Es wäre einfach, „Vielleicht lieber morgen“ als lediglich eine weitere Variante der ewig gleichen Teenie-Komödie abzustempeln, die das Coming-of-Age seines jugendlichen Helden mit den hinlänglich bekannten Stereotypien durchexerziert, die seit den Zeiten der kanonischen John-Hughes-Filme wie „Breakfast Club“ oder „Ferris macht blau“ nur selten ein phantasievolles Update erfahren haben. Dafür ist die zweite Regiearbeit von Stephen Chbosky, der zugleich auch fürs Drehbuch und die semi-autobiographische Romanvorlage sorgte, zu treffsicher in der Analyse pubertärer Befindlichkeiten, ohne in peinliche Toiletten-Humor-Gefilde abzurutschen. Und vor allem: „Vielleicht lieber morgen“ entwickelt einen entwaffnenden Charme und eine Liebenswürdigkeit, die ihn vielmehr in die Nähe von Filmen wie „Garden State“ rückt.

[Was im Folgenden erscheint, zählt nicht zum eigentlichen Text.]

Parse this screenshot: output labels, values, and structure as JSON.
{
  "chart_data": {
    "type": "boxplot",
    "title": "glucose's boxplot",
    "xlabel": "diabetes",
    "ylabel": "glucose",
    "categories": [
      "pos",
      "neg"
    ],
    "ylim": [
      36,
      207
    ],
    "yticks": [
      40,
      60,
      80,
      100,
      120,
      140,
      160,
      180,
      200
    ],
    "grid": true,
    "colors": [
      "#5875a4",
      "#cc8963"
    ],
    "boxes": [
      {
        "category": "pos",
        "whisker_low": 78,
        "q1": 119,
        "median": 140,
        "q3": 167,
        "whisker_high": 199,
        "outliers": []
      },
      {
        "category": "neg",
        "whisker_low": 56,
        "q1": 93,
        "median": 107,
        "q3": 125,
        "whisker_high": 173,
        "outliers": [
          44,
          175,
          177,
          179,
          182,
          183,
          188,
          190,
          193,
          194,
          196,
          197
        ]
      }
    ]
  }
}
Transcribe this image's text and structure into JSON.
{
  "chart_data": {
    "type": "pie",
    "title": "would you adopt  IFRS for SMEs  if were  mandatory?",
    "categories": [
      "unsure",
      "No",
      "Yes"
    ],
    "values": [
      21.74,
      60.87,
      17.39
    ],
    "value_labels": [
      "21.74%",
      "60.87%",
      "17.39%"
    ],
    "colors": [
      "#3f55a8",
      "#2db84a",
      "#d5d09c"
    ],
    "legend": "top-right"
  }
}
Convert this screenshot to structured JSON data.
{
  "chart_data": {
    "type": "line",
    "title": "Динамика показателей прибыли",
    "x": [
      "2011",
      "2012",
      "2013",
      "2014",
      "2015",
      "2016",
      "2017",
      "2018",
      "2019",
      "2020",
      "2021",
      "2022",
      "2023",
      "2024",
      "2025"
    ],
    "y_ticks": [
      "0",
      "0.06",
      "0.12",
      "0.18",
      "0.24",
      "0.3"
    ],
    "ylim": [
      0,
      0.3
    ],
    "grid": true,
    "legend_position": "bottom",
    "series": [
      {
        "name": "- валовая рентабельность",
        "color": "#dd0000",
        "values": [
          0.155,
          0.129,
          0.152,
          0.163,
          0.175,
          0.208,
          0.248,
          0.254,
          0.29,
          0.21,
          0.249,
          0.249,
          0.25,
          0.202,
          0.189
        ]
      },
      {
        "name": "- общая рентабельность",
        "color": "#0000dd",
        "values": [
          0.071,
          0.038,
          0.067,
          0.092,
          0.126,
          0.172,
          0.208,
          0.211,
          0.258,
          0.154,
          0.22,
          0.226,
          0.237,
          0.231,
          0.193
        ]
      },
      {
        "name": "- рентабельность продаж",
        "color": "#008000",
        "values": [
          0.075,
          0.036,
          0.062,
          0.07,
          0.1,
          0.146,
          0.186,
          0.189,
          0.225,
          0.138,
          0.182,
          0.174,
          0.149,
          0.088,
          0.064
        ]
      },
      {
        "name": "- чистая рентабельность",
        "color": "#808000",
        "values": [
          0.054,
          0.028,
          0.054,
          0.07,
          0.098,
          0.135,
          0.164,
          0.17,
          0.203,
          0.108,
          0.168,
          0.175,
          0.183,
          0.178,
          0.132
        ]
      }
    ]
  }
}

Das ist in erster Linie nicht allein Emma Watson zu verdanken, die sich hier erfolgreich der Hermione Granger entledigt, sondern insbesondere dem Charlie-Darsteller Logan Lerman, der im vergangenen Jahr in dem höchst überflüssigen „Drei Musketiere“-Update als D’Artagnan leidlich fehlbesetzt durch die Kulissen stolzierte. Hier verleiht er einem eigentlich längst auserzählten Charakter-Typus die exakt richtige Balance aus Aufbegehren und Zurückhaltung, aus kindlicher Naivität und tiefgründiger Nachdenklichkeit. Und gerade diese reflektierte Haltung macht „Vielleicht lieber morgen“ so universell wie sehenswert: dass es letzten Endes vor allem darauf ankommt, seinen Platz im Leben zu finden. Und ihn zu behaupten.